Section 106 of the National Historic Preservation Act requires federal agencies, and recipients of federal funding, to consider the effects of their projects on properties eligible for listing on the National Register of Historic Places (NRHP).
The National Register of Historic Places is the nation’s listing of buildings, structures, sites, objects and districts significant in American history, prehistory, architecture, engineering or culture that are associated with broad patterns in American history, associated with significant individuals, have architectural or engineering significance, or that have the potential to yield significant information about our past. These resources must also possess integrity of location, design, materials, workmanship, setting, feeling and association.
Shannon County has sixteen properties listed on the NRHP. Please visit https://mostateparks.com/page/84951/shannon-county-national-register-listings for more information on these properties.
Section 106 is a Four Step Process:
Step 1 – Initiate the Process
The Federal Highway Administration and MoDOT, as co-lead agencies, initiate the Section 106 process with the beginning of the NEPA process.
Step 2 – Identify the Area of Potential Effects (APE)
The area of potential effects is the area or areas where a project could have an adverse effect on properties eligible for listing on the NRHP. These effects could be immediate and direct (destruction of the resource) or immediate and indirect (visual or atmospheric changes), or further removed in time (building an interchange for a planned development).
For the Route 19 Environmental Study, the APE for the built environment (buildings, bridges, landscape) will be the footprint of all the alternatives under consideration, and the viewshed within the Three Bridges Historic District. For the archaeological survey the APE will be the footprint of the preferred alternative (once selected) including right-of-way and temporary and permanent easements.
Step 3 – Identification of Historic Properties
A reasonable and good faith effort must be made to identify properties eligible for the NRHP. This effort includes background research on properties already identified and conducting new surveys within the APE. Both the Current River Bridge and the Spring Valley Bridge have previously been determined eligible for listing on the NRHP. The Three Bridges Historic District has previously been determined eligible for listing on the NRHP.
Field surveys are done to identify properties eligible for listing on the NRHP. Field surveys will identify built environment resources constructed more than forty (40) years ago within the APE. All resources identified will be evaluated against the NRHP criteria, in consultation with the State Historic Preservation Office and consulting parties.
Step 4 – Evaluate Effects on Historic Properties
Apply the Criteria of Adverse Effects to Historic Properties to determine what effect the project will have. Example of adverse effects are destruction of all or part of a historic property, alteration of a property so that it loses character defining features, removal of a property from its historic location, changes in character or use of a property, introduction of new elements, neglect of a historic property and transfer out of federal control without provisions to protect character defining features.
FHWA and MoDOT will apply the criteria of adverse effect to historic properties in consultation with the SHPO and consulting parties.

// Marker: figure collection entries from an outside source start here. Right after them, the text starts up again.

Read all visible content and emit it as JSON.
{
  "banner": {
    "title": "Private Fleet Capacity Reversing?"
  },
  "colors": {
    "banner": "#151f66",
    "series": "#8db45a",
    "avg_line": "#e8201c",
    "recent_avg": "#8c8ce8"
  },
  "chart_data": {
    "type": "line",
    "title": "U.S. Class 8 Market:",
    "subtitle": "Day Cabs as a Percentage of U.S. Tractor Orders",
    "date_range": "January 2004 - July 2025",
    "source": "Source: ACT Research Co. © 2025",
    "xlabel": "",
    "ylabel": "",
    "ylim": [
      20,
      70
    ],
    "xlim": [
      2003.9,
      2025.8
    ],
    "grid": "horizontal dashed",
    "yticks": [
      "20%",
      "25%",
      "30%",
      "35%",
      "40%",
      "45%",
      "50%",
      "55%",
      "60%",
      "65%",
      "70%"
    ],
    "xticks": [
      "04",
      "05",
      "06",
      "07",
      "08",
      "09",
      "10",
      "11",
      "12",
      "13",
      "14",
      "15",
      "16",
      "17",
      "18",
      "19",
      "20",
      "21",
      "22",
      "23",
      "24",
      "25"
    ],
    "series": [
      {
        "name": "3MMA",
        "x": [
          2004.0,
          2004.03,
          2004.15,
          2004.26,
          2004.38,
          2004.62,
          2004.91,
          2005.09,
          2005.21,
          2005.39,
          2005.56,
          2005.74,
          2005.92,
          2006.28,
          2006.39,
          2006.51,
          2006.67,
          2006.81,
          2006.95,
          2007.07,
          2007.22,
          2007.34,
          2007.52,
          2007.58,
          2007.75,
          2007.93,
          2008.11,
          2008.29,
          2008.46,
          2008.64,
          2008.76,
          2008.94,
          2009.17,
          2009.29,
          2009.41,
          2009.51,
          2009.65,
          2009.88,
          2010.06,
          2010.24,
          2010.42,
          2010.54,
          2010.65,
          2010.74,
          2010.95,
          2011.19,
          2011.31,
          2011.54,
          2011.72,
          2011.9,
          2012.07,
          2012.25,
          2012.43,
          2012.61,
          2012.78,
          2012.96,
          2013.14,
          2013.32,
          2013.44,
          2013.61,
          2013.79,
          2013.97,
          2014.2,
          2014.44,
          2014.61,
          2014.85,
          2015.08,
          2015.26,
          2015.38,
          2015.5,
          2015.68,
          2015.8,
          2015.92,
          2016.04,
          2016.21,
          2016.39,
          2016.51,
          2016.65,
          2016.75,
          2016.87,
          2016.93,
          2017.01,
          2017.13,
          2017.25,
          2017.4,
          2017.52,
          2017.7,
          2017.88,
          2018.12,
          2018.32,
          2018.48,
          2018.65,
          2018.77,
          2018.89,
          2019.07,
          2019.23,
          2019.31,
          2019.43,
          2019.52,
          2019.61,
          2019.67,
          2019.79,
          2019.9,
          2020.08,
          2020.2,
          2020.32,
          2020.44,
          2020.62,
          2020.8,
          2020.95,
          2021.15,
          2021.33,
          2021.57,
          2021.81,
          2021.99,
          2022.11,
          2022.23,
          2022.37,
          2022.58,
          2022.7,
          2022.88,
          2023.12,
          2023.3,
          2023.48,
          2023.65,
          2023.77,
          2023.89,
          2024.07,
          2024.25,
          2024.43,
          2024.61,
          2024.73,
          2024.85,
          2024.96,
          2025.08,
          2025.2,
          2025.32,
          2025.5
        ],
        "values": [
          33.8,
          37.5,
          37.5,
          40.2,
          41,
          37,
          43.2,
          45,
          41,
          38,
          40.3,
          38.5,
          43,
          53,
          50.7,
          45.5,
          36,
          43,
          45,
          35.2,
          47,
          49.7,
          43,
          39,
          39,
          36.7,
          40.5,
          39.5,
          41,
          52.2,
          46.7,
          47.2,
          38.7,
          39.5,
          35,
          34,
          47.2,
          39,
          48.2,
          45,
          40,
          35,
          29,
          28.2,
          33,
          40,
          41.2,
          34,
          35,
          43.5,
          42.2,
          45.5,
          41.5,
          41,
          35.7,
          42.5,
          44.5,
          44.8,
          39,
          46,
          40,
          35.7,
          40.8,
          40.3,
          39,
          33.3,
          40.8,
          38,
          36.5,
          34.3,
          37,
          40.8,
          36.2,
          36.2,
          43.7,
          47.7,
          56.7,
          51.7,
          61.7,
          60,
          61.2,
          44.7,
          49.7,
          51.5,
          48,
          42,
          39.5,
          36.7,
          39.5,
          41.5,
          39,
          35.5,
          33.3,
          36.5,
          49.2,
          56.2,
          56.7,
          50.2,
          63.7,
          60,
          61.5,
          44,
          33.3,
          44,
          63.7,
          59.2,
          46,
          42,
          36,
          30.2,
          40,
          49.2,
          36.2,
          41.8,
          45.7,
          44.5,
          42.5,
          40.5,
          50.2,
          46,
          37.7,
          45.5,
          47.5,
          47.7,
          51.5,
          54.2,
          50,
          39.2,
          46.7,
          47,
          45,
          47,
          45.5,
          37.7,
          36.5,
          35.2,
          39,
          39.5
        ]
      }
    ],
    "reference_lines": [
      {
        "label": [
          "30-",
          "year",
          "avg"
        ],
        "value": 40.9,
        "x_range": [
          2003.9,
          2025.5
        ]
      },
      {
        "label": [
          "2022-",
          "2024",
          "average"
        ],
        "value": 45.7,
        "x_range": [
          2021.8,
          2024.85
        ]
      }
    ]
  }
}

Consultation is a key part of the Section 106 process. The regulations implementing Section 106 define consultation as “the process of seeking, discussing and considering the views of other participants, and, where feasible, seeking agreement with them regarding matters arising in the section 106 process.”
Consulting parties include the State Historic Preservation Office (SHPO), the Advisory Council on Historic Preservation (if they choose to participate), Tribes with a historical interest in the project area, local governments with jurisdiction over the area and applicants for federal assistance. Other consulting parties can include those with a demonstrated interest in the project due to their legal or economic relation to the projects affects on historic properties or those who are concerned wit the projects effects on historic properties.
FHWA and MoDOT have notified Tribes with an interest in Shannon County of the project and invited them to participate in consultation about the project.
FHWA and MoDOT have invited parties who participated in consultation for the replacement of the Sinking Creek Bridge to participate in consultation for this project. These parties include:
- National Park Service/Ozark National Scenic Riverways
- U. S. Army Corps of Engineers/Little Rock District
- Shannon County
- Shannon County Historical Society
- Friends of the Current River
- Historic Bridge Foundation
- Missouri State Parks
- Missouri Preservation
Other parties who wish to participate in Section 106 Consultation should contact the MoDOT Historic Preservation Manager at Michael.Meinkoth@modot.mo.gov.
Consulting parties will help determine the eligibility of the built environment resources and project effects. Any mitigation measures, beyond those already identified in the Route 19 Programmatic Agreement, will also be discussed during consultation.